Многие современники находили, что поведение вдовствующей царицы содержало немало показного, театрального, нарочито трагического (подчеркнутый культ убитого императора потом поддерживался ею всю жизнь).
Для всех свидетелей было очевидно проявившееся в ту ночь с 11 на 12 марта желание императрицы Марии самой возглавить государство.
Традиции женского правления, пример Екатерины II – все это было свежо в памяти. Надежды кружка Куракиных и некоторых других приближенных на воцарение Марии Федоровны также существовали: несомненные подозрения Павла, недоверие к супруге, усилившееся в последние месяцы жизни, очевидно, поощрялись Паленом, но, возможно, усиливали в противовес мечты императрицы о полновластном правлении. Однако все решило реальное соотношение политических сил. Мария Федоровна в ту мартовскую ночь была явно не готова к «своему» перевороту. В Михайловском замке она, конечно, могла рассчитывать на сочувствие солдат (демонстративный поступок Перекрестова, проверившего принесенный стакан воды, весьма показателен). Однако Мария не имела той популярности в гвардии, как прежде Екатерина II. Полторацкий не зря отметил ее плохой русский выговор; впрочем, ведь и Екатерина говорила не совсем чисто, однако была окружена надежными, деятельными, сподвижниками. 12 марта железный Беннигсен не давал царице даже шанса. К тому же при старшей императрице все время находилась младшая, Елизавета Алексеевна, и вдова Павла не могла сдержать раздражения по этому поводу.

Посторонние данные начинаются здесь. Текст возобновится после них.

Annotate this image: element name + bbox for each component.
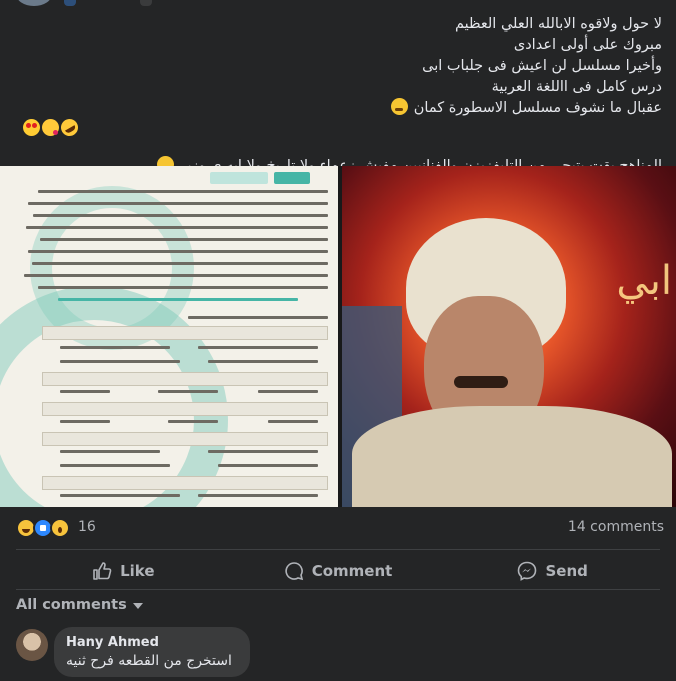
divider <box>16 549 660 550</box>
comment-text: استخرج من القطعه فرح ثنيه <box>66 653 232 669</box>
comment-bubble-icon <box>285 562 303 581</box>
wow-reaction-icon <box>50 518 70 538</box>
divider <box>16 589 660 590</box>
header-badge <box>64 0 76 6</box>
comments-filter-label: All comments <box>16 597 127 613</box>
comment-button[interactable]: Comment <box>231 556 446 586</box>
kissing-face-emoji-icon <box>42 119 59 136</box>
post-header-cropped <box>0 0 676 10</box>
post-media[interactable]: ابي <box>0 166 676 507</box>
reaction-count[interactable]: 16 <box>78 519 96 535</box>
watermark <box>0 286 228 507</box>
post-line: عقبال ما نشوف مسلسل الاسطورة كمان <box>413 100 662 116</box>
actor-photo-image[interactable]: ابي <box>342 166 676 507</box>
author-avatar[interactable] <box>16 0 52 6</box>
comments-count[interactable]: 14 comments <box>568 519 664 535</box>
post-body: لا حول ولاقوه الابالله العلي العظيم مبرو… <box>22 14 662 177</box>
poster-title-graphic: ابي <box>616 258 672 304</box>
messenger-icon <box>518 561 537 581</box>
thumbs-up-icon <box>93 562 112 580</box>
send-label: Send <box>545 562 588 580</box>
thinking-face-emoji-icon <box>391 98 409 115</box>
emoji-row <box>22 115 662 140</box>
caret-down-icon <box>132 603 143 609</box>
post-line: وأخيرا مسلسل لن اعيش فى جلباب ابى <box>422 58 662 74</box>
post-line: مبروك على أولى اعدادى <box>513 37 662 53</box>
comment-bubble: Hany Ahmed استخرج من القطعه فرح ثنيه <box>54 627 250 677</box>
post-line: لا حول ولاقوه الابالله العلي العظيم <box>454 16 662 32</box>
post-line: درس كامل فى االلغة العربية <box>491 79 662 95</box>
post-line-with-emoji: عقبال ما نشوف مسلسل الاسطورة كمان <box>22 98 662 119</box>
like-button[interactable]: Like <box>16 556 231 586</box>
comment-label: Comment <box>311 562 393 580</box>
action-bar: Like Comment Send <box>16 556 660 586</box>
scarf <box>352 406 672 507</box>
header-badge <box>140 0 152 6</box>
comments-filter-dropdown[interactable]: All comments <box>16 597 143 613</box>
textbook-page-image[interactable] <box>0 166 338 507</box>
commenter-avatar[interactable] <box>16 629 48 661</box>
like-label: Like <box>120 562 155 580</box>
send-button[interactable]: Send <box>445 556 660 586</box>
heart-eyes-emoji-icon <box>23 119 40 136</box>
commenter-name[interactable]: Hany Ahmed <box>66 635 159 650</box>
rofl-emoji-icon <box>57 115 82 140</box>
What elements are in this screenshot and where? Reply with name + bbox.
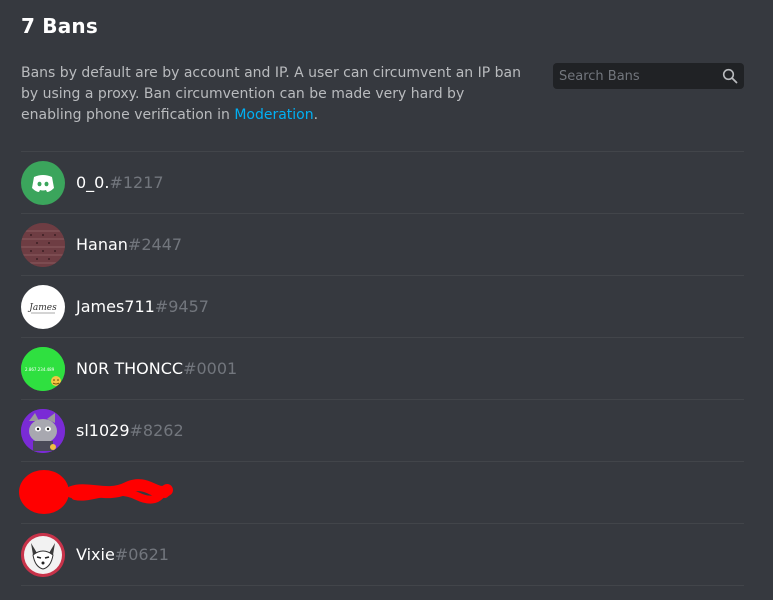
avatar [21,408,65,453]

Роль Елизаветы в той ситуации видна и по ее уже цитированному письму к матери: «Императрица Мария Федоровна у запертой двери заклинала солдат, обвиняла офицеров, врача, который к ней подошел, всех, кто к ней приближался, – она была в бреду. ( … ) Я просила совета, говорила с людьми, с которыми, может быть, никогда в жизни не буду говорить, заклинала императрицу успокоиться, я делала тысячи вещей одновременно, я приняла сто решений».
Отрицательный ответ Марии на неоднократные просьбы сына явиться в Зимний дворец (вестником оттуда был Пален и другие) будоражил, колебал и без того неустойчивый статус ночной столицы. «Беннигсен все еще опасался солдат, привязанных к Павлу», – записал Евгений Вюртембергский (со слов самого генерала): «Когда генерал Беннигсен пришел к ней, чтоб от имени нового императора просить ее следовать за ним в Зимний дворец, она воскликнула: «Кто император? Кто называет Александра императором?», на что Беннигсен ответил: «Голос нации». Она ответила: «Я его не признаю», и, так как генерал промолчал, она тихо добавила: «Пока он мне не отчитается за свое поведение». ( … ) Беннигсен снова предложил ей отправиться в Зимний дворец, и молодая императрица поддержала его предложение. Однако императрица-мать приняла это с большим неудовольствием и накинулась на нее со словами: «Что Вы мне говорите? Не я должна повиноваться! Повинуйтесь, если желаете»».
Без сомнения, в эти часы Марии Федоровне были предъявлены все реальные и вымышленные паленские свидетельства – о намерениях убитого императора сослать свою семью, о необходимом спасении страны и династии. Однако речь шла не о былом – о власти. Вдовствующая императрица бродила по дворцу, пока Беннигсен не сумел ее запереть, изолировать.
Один из мемуаристов заметил: «Не без труда уговорили Марию Федоровну отказаться от своих требований; так очаровательны прелести верховной власти, что и среди этой ночи ужаса они долго превозмогали еще в женщине такой добродетельной всевозможные опасности, страшный конец ее мужа, чувства матери и советы осторожности и рассудка».